Oh, and “Firefly” has been mentioned a couple of times, but only by people who couldn’t remember the name of it. Joss Whedon envisioned a space-western for Fox that featured Nathan Filion, Adam Baldwin, Gina Torres, Alan Tudyk, Sean Maher, Ron Glass, Jewel Staite, and Summer Glau in a future setting, but with a western fell to it, and, yes, they all spoke Chineses, badly, with the idea that the US and the PRC had formed an Alliance because Earth was no longer livable… That TV series didn’t last long, but it did devlop a cult following, and Joss Whedon made a movie from it, with the TV cast, called “Serenity.”

Oh, speaking of Summer Glau, someone mentioned the Sarah Conner Chronicles, which featured Summer Glau as a terminator reprogrammed to protect a teen-age John Conner. That lasted two seasons, although the first season was severly shortened by a writer’s strike, and the second season didn’t continue many of the existing story lines…

Yes, great show, nice western with more than a tad of humor, great for fans of Butch Cassidy and the Sundance Kid.

But it could not survive the death of Pete Duel (Hannibal Heyes / Smith) , even tho his replacement Roger Davis certainly gave it a good try.

God, I remember most of these. “Arnie” starred Herschel Bernardi – the original voice of Charlie the Tuna (from Star-Kist commercials) as Arnie Nuvo, a blue-collar worker who got promoted to a white-collar job. Mad did a two-page parody of it.
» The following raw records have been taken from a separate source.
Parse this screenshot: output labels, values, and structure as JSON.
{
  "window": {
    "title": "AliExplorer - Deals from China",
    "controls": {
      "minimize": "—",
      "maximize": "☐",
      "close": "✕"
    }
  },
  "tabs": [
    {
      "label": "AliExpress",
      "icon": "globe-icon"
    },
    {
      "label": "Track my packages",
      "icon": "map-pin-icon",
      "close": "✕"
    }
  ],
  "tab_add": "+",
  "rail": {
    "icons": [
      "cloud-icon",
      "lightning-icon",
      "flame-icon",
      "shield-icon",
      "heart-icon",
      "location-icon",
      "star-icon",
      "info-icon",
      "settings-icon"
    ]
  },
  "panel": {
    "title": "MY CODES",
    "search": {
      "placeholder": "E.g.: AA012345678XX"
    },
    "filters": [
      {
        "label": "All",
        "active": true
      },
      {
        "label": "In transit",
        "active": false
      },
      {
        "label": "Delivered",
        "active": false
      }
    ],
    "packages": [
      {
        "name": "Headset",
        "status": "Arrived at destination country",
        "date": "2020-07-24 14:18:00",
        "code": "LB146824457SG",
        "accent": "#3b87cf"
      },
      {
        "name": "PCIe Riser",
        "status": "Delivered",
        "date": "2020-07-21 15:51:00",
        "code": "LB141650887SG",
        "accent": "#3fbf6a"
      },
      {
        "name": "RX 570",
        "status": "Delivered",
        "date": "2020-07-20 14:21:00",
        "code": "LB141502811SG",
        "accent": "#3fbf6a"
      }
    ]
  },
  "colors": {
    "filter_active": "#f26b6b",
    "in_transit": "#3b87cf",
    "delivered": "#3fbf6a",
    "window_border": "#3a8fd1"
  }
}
Yep, I was thinking about it just recently, with discussion of the Great Wall of Trump and the definition of the US’s southern border in relation to the Rio Grande. It reminded me of an episode involving two rich ranchers living on opposite sides of the border, and gaining or losing territory from each other as the river shifts. (Some googling showed it to be s1e02, The McCreedy Bust, guest starring Burl Ives and Cesar Romero.)

That is what is known as “sarcasm”, because Firefly is very, very, very familiar here (and in geeky venues in general.)